Circulating Pneumolysin Is a Potent Inducer of Cardiac Injury during Pneumococcal Infection

Streptococcus pneumoniae accounts for more deaths worldwide than any other single pathogen through diverse disease manifestations including pneumonia, sepsis and meningitis. Life-threatening acute cardiac complications are more common in pneumococcal infection compared to other bacterial infections. Distinctively, these arise despite effective antibiotic therapy. Here, we describe a novel mechanism of myocardial injury, which is triggered and sustained by circulating pneumolysin (PLY). Using a mouse model of invasive pneumococcal disease (IPD), we demonstrate that wild type PLY-expressing pneumococci but not PLY-deficient mutants induced elevation of circulating cardiac troponins (cTns), well-recognized biomarkers of cardiac injury. Furthermore, elevated cTn levels linearly correlated with pneumococcal blood counts ( r=0.688, p=0.001) and levels were significantly higher in non-surviving than in surviving mice. These cTn levels were significantly reduced by administration of PLY-sequestering liposomes. Intravenous injection of purified PLY, but not a non-pore forming mutant (PdB), induced substantial increase in cardiac troponins to suggest that the pore-forming activity of circulating PLY is essential for myocardial injury in vivo. Purified PLY and PLY-expressing pneumococci also caused myocardial inflammatory changes but apoptosis was not detected. Exposure of cultured cardiomyocytes to PLY-expressing pneumococci caused dose-dependent cardiomyocyte contractile dysfunction and death, which was exacerbated by further PLY release following antibiotic treatment. We found that high PLY doses induced extensive cardiomyocyte lysis, but more interestingly, sub-lytic PLY concentrations triggered profound calcium influx and overload with subsequent membrane depolarization and progressive reduction in intracellular calcium transient amplitude, a key determinant of contractile force. This was coupled to activation of signalling pathways commonly associated with cardiac dysfunction in clinical and experimental sepsis and ultimately resulted in depressed cardiomyocyte contractile performance along with rhythm disturbance. Our study proposes a detailed molecular mechanism of pneumococcal toxin-induced cardiac injury and highlights the major translational potential of targeting circulating PLY to protect against cardiac complications during pneumococcal infections.
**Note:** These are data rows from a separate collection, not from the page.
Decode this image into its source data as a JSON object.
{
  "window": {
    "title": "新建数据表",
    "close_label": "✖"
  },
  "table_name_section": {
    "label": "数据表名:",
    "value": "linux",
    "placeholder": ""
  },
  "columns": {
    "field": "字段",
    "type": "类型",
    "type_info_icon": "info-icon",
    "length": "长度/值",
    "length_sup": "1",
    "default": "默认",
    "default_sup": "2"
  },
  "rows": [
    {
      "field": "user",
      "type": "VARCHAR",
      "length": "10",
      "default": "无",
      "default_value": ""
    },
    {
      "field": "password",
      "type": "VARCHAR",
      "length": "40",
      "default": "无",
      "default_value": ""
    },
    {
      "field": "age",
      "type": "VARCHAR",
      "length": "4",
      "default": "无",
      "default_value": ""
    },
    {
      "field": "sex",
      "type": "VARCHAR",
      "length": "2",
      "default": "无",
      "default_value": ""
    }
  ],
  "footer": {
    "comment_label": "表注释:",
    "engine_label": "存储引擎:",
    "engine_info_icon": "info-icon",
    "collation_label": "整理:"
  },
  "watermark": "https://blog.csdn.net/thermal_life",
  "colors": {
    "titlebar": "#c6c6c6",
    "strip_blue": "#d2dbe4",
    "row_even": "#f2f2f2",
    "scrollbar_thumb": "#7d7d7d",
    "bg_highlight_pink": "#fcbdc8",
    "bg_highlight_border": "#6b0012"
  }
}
Cardiac complications frequently accompany invasive disease caused by the pathogen Streptococcus pneumoniae and are associated with significant increases in mortality, however the underlying mechanisms remain elusive. Here, we describe a new mechanism by which pneumococci in the blood stream induce elevation of circulating cardiac troponins; proteins that are markers of cardiac injury and cause inflammatory cell infiltration into the myocardium. We demonstrate that this process is mediated by the circulating pneumococcal toxin pneumolysin (PLY). We also show that antibiotic treatment can exacerbate cardiac injury and dysfunction following pneumococcal infection due to bacterial lysis and the release of PLY, which represents a further mechanistic explanation for the process of cardiac scarring and inflammation. We demonstrate that in addition to its role in inducing death of cardiac cells at high concentrations, PLY at lower (non-lytic) concentrations trigger a range of cellular events starting with cellular membrane pore-formation, substantial calcium overload which then mediates mechanical and electrical disturbance to the function of cardiac cells. Our work proposes that novel translational strategies to detect and neutralize circulating PLY during pneumococcal disease could be utilized to assess disease severity and should be targeted for prevention/treatment purposes.